The second question is how to calculate $\nabla_{\boldsymbol{x}_t}\log p_t(\boldsymbol{x}_t)$? This is actually the same as the "Score Matching" section in "Let's Talk About Generative Diffusion Models (5): SDE in General Framework". We use a neural network $\boldsymbol{s}_{\boldsymbol{\theta}}(\boldsymbol{x}_t, t)$ to fit it, and the training objective is: \begin{equation}\mathbb{E}_{\boldsymbol{x}_0,\boldsymbol{x}_t \sim \mathcal{N}(\boldsymbol{x}_t; \boldsymbol{x}_0, \sigma_t^2 \boldsymbol{I})p_0(\boldsymbol{x}_0)}\left[\left\Vert \boldsymbol{s}_{\boldsymbol{\theta}}(\boldsymbol{x}_t, t) - \nabla_{\boldsymbol{x}_t} \log \mathcal{N}(\boldsymbol{x}_t; \boldsymbol{x}_0, \sigma_t^2 \boldsymbol{I})\right\Vert^2\right] \end{equation} This is called "conditional score matching," and we already provided its derivation in the SDE article, so it will not be repeated here.

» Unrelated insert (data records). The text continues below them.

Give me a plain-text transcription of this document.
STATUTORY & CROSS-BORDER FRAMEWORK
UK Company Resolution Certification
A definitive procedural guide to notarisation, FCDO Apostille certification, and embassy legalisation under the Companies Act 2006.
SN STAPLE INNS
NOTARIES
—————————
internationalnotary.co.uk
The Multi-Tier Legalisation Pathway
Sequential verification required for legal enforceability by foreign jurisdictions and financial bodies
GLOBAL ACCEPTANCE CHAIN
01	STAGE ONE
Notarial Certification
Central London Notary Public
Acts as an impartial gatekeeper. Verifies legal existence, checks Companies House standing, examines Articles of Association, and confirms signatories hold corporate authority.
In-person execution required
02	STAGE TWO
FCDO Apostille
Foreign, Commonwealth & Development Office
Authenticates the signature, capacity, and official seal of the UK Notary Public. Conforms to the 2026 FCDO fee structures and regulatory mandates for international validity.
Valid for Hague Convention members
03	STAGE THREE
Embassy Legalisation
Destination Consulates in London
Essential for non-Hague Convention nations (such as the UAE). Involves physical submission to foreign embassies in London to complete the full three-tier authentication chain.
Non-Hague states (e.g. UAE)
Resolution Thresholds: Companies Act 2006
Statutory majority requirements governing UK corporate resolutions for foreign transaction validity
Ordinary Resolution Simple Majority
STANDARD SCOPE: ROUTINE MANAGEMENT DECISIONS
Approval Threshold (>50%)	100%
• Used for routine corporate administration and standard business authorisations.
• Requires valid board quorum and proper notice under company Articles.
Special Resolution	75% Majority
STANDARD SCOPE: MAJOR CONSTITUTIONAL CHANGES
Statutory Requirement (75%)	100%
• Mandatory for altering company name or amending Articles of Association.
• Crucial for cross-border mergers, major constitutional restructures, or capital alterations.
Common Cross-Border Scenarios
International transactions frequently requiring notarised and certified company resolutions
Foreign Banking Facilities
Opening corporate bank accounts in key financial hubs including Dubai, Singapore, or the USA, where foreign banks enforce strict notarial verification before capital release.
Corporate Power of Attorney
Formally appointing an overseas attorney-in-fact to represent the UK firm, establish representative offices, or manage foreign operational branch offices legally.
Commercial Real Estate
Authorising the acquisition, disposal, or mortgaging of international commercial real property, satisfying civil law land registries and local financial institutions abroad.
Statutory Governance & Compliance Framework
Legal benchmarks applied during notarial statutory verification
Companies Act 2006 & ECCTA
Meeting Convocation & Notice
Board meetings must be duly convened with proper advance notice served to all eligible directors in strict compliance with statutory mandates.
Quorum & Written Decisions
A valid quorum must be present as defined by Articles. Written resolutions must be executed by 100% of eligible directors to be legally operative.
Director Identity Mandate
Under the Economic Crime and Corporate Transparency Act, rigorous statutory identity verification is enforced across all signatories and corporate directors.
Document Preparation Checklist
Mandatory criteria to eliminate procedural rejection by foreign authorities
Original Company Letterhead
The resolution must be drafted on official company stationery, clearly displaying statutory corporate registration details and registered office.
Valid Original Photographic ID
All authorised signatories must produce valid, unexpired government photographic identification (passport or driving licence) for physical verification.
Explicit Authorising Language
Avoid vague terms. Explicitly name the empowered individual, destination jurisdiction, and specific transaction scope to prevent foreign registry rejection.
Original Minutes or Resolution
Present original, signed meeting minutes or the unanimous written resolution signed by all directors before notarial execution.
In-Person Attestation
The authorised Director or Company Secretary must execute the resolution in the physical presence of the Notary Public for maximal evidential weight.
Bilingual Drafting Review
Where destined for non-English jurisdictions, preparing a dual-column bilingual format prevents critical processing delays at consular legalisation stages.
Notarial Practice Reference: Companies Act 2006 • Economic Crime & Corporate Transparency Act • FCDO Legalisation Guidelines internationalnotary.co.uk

In this article, we presented a "top-down" derivation for the ODE-style diffusion model: first starting from the ODE, we combined the Jacobian determinant to obtain a first-order approximation of the probability change, then compared it with the first-order approximation from a direct Taylor expansion to obtain the equation the ODE should satisfy, which was then transformed into diffusion and heat equations for solving. Relatively speaking, the entire process is quite direct and does not require using SDE, FP equations, and other results as a transition.